The issue has been brewing for some time, with stories about teachers having to burn the midnight oil just to key in data into an online system that was difficult to access.
The PBS was introduced at the Year One level in 2011 and at Form One in 2012. The planners probably did not anticipate the cumulative effect of the workload on teachers and data volume on the online system as more students come under the PBS.
Which is why there was such a palpable sense of relief that greeted the announcement by Education Minister Tan Sri Muhyiddin Yassin last week that changes made to the PBS will see a reduction in workload for the teachers by up to 80%.
National Union of the Teaching Profession (NUTP) president Hashim Adnan said teachers throughout the country would be happy to hear that they no longer have to wake up in the early hours of the morning such as at “2am, 3am or 4am” just to key in data.
But technical issues aside, we must not lose sight of the purpose of introducing the PBS in the first place.
The primary role of teachers is to teach. And the self-assessment system is meant to complement this endeavour as it allows students to be assessed continuously rather than through set periodic examinations.

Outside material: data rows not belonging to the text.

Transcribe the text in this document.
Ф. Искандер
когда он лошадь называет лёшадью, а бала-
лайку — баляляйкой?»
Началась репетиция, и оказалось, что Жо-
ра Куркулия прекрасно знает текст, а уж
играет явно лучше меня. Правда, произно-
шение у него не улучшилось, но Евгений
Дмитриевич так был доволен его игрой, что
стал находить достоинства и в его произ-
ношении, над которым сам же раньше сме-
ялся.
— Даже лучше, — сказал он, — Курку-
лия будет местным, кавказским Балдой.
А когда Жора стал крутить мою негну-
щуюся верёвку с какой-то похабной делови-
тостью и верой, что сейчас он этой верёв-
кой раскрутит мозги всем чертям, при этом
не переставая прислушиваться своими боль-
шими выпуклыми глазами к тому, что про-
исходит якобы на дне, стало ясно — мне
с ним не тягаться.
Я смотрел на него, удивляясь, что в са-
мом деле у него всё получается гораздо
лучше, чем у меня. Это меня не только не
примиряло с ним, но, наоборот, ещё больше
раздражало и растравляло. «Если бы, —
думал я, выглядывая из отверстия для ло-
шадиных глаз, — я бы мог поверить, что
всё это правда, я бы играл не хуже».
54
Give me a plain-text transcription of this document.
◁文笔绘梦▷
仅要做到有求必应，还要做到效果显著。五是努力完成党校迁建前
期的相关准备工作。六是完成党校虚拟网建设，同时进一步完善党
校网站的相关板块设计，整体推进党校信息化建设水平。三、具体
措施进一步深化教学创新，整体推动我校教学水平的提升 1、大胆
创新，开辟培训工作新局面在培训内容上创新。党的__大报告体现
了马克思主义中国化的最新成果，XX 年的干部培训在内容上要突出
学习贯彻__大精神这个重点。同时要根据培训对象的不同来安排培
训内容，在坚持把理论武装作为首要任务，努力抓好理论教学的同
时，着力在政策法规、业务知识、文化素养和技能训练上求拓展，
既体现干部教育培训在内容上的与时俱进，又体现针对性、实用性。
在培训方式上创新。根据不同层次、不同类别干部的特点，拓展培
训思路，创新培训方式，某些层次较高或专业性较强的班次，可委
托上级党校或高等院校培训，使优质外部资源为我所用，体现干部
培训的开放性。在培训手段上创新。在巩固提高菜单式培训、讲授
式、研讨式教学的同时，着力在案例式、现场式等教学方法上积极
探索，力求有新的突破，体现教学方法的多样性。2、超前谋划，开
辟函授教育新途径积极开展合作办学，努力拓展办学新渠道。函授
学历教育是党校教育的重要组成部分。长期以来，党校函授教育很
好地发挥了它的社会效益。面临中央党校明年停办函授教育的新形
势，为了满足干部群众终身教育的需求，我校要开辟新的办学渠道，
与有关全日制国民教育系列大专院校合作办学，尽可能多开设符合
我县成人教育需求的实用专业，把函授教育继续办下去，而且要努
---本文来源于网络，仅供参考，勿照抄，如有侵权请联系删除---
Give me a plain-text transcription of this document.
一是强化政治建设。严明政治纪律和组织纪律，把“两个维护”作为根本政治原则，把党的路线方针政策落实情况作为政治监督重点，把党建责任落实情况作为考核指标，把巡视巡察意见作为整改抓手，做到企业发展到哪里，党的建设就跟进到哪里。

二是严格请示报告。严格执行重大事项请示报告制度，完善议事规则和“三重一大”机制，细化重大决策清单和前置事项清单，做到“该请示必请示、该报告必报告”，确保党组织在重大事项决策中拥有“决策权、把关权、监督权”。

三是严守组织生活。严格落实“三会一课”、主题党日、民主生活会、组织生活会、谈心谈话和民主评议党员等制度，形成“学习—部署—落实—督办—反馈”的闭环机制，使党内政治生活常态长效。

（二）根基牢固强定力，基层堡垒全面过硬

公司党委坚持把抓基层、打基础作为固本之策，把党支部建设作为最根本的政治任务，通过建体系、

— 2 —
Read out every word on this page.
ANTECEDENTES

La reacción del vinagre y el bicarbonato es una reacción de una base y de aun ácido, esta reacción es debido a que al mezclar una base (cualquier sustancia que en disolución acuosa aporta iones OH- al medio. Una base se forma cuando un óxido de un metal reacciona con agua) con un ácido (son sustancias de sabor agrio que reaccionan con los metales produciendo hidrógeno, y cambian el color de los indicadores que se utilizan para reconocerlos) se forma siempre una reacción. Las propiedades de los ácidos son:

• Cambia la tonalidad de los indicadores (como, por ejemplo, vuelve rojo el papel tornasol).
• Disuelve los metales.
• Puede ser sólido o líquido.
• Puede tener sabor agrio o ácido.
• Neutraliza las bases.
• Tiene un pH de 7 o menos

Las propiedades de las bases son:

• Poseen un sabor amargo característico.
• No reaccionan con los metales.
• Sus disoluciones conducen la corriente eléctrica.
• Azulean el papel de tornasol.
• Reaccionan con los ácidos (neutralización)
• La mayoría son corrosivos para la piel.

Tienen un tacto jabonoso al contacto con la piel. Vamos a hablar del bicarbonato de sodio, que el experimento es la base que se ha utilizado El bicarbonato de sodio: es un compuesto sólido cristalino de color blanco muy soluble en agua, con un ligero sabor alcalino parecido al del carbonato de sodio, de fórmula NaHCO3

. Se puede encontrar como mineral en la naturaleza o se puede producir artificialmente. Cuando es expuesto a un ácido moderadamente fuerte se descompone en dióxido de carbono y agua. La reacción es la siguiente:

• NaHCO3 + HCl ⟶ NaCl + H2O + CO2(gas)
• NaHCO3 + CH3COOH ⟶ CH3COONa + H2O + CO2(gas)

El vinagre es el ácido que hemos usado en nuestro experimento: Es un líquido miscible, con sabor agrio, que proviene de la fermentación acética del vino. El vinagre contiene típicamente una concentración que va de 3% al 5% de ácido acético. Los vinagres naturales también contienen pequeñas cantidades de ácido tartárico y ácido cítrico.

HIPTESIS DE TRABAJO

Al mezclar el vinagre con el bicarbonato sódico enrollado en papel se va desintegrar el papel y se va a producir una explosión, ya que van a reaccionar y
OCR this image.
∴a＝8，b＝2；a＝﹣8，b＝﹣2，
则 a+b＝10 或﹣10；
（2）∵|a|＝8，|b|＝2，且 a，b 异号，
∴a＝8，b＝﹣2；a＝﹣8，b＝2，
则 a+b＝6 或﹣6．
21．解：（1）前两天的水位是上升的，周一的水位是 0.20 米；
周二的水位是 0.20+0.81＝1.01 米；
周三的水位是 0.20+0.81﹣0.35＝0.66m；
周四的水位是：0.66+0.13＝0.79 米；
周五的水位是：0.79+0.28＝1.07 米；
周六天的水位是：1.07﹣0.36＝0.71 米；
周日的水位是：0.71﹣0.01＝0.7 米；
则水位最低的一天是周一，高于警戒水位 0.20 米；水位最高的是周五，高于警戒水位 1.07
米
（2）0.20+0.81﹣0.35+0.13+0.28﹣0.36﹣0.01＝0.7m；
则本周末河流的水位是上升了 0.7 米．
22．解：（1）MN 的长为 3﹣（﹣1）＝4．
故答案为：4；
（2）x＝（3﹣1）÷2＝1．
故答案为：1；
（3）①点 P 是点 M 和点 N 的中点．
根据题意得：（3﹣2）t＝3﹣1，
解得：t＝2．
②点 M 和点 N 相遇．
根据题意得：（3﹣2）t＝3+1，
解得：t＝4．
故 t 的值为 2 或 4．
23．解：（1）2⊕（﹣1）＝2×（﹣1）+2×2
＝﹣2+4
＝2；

Teachers, therefore, must be sensitive to the performance of their students throughout the year and pay attention to the weaker students to keep them up to speed.
The intent is to create independent students with critical and analytical abilities, who are able to understand properly the subject matter of their studies rather than merely memorising and regurgitating them in examinations.
Which is why the accuracy of the data is crucial as the quality of the students will now be judged at the school level itself.
And the real test will be for this year’s Form Three student, who will no longer take the centralised examination, Penilaian Menengah Rendah (PMR), but the Pentaksiran Tingkatan 3 (PT3 or Form 3 Assessment).
Their entry into Form Four next year – including to fully residential schools, religious secondary schools, Mara Junior Science College, technical secondary schools and vocational colleges – hinges on how accurately they have been assessed.
The PBS is still a work in progress but all parties should work together to ensure that this system will truly help gauge our students fairly in all aspects.
Not only do teachers need time to interact with their students, they also need to be “personal” in assessing each and everyone of them. There is no “one-size-fits-all” solution to bring out the full potential of the students.
The students must likewise be inspired to reach for the stars, rather than be complacent and lazy because they no longer have to “study” for an exam.
When all these come together, only then can we say that self-assessment really works.